3.Presta atención a estos tres
elementos: el vaso, el olivo y el ciprés.
La bienaventurada María fue “un
vaso” por la humildad, “de oro” por la pobreza, “macizo” por la virginidad,
“adornado con toda clase de piedras preciosas” por los carismas y privilegios.
La concavidad del vaso lo hace adecuado para recibir lo que se le vierte; y por
ende simboliza la humildad, que acoge la gracia de las infusiones celestiales.
En cambio, el orgullo inhibe tales infusiones.
El Señor, en el Éxodo, ordenó
que en el altar se cavara una fosa, en la que se guardaran las cenizas del sacrificio
(27, 4). En la fosa de la humildad se guarda la ceniza, o sea, el recuerdo de
nuestra mortalidad. Y del penitente dice Jeremías: “Pondrá su boca en la
sepultura” (Lam 3, 29); o sea, hablará de la sepultura que seguirá a su muerte.

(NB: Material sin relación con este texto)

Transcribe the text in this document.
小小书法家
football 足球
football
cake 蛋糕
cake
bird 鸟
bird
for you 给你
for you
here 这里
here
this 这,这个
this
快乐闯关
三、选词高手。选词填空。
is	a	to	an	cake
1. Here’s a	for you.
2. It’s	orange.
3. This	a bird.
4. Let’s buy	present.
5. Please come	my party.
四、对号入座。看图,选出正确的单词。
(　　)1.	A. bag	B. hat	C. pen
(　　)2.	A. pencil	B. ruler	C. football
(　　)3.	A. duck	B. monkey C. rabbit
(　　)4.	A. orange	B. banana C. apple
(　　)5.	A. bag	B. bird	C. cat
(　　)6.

Se dice en el Génesis que “Abraham sepultó a Sara en una doble caverna, que
miraba hacia Mambré” (23, 19). La doble caverna es la humildad del corazón y
del cuerpo, en la que el justo debe sepultar su alma, fuera del tumulto de las
cosas seglares. Y esta humildad debe mirar hacia Mambré, que se interpreta
“transparencia”, e indica el esplendor de la vida eterna y no de la gloria
temporal. Hacia ella miró la humildad de la bienaventurada virgen; y por esto
mereció “ser mirada” (Lc 1, 48).
Y como la humildad se conserva
con la pobreza, por eso se dice vaso “de oro”. Y con razón la pobreza es
llamada “oro”, porque vuelve ricos y esplendentes a los que la poseen. Donde
hay la verdadera pobreza, allí hay lo que es suficiente; en cambio, donde hay
abundancia, allí hay indigencia. Por esto dice el filósofo Walther: “Raramente
hay un daño que no venga de la abundancia”. Y Séneca: “No considero pobre aquel
a quien basta lo poco que le sobra”.
Dice Bernardo: “En el cielo
había abundancia de todas las cosas; sólo faltaba la pobreza. En cambio, la
pobreza abundaba en la tierra; pero el hombre no conocía su valor. Vino, pues,
el Hijo de Dios a buscarla, para hacerla preciosa con su aprecio”. De este oro
se dice en el Génesis que “en la tierra de Hevilá nace el oro, y el oro de esa
tierra es óptimo” (2, 11‑12). Hevilá se interpreta “parturienta”; y es figura
de la dichosa Virgen, que dio a luz al Hijo de Dios y lo envolvió con los
pañales de la áurea pobreza.
¡Oh espléndido oro de la
pobreza! El que no te posee, aunque tuviera todo lo demás, ¡nada posee! Las
cosas temporales hinchan; e, hinchando, vacían. En la pobreza hay la alegría, y
en las riquezas la tristeza y la lamentación. Dice Salomón: “Más vale un
mendrugo seco con alegría que un novillo cebado con discordia, o una casa llena
de reses faenadas”, o con las riquezas acumuladas con violencia a daño de los
pobres. Y de nuevo: “La mente tranquila es como un perenne banquete. Más vale
poco con el temor del Señor que grandes tesoros que no sacian”. Y también: “Más
vale habitar en un país desierto ‑o sea, en la pobreza‑ que con una mujer
pendenciera y de mal genio”, o sea, en la abundancia de las cosas materiales. Y
en fin: “Más vale habitar en un rincón de la terraza”, o sea, en la humildad de
la pobreza, “que compartir la casa con una mujer peleadora” (Prov 17, 1; 15, 15‑16;
21, 19; 21, 9).
Y porque la humildad y la
pobreza de la bienaventurada María fueron adornadas con la integridad de la
virginidad, por eso el texto sagrado añade: “Vaso de oro macizo”. La feliz
Virgen fue “maciza” por la virginidad, y por eso pudo contener la Sabiduría. En
cambio, dice Salomón, “el corazón del necio es como un vaso rajado, que no
puede contener la sabiduría” (Sir 21, 17). Este vaso fue hoy adornado con toda
clase de piedras preciosas, o sea, con todo privilegio de dones celestiales.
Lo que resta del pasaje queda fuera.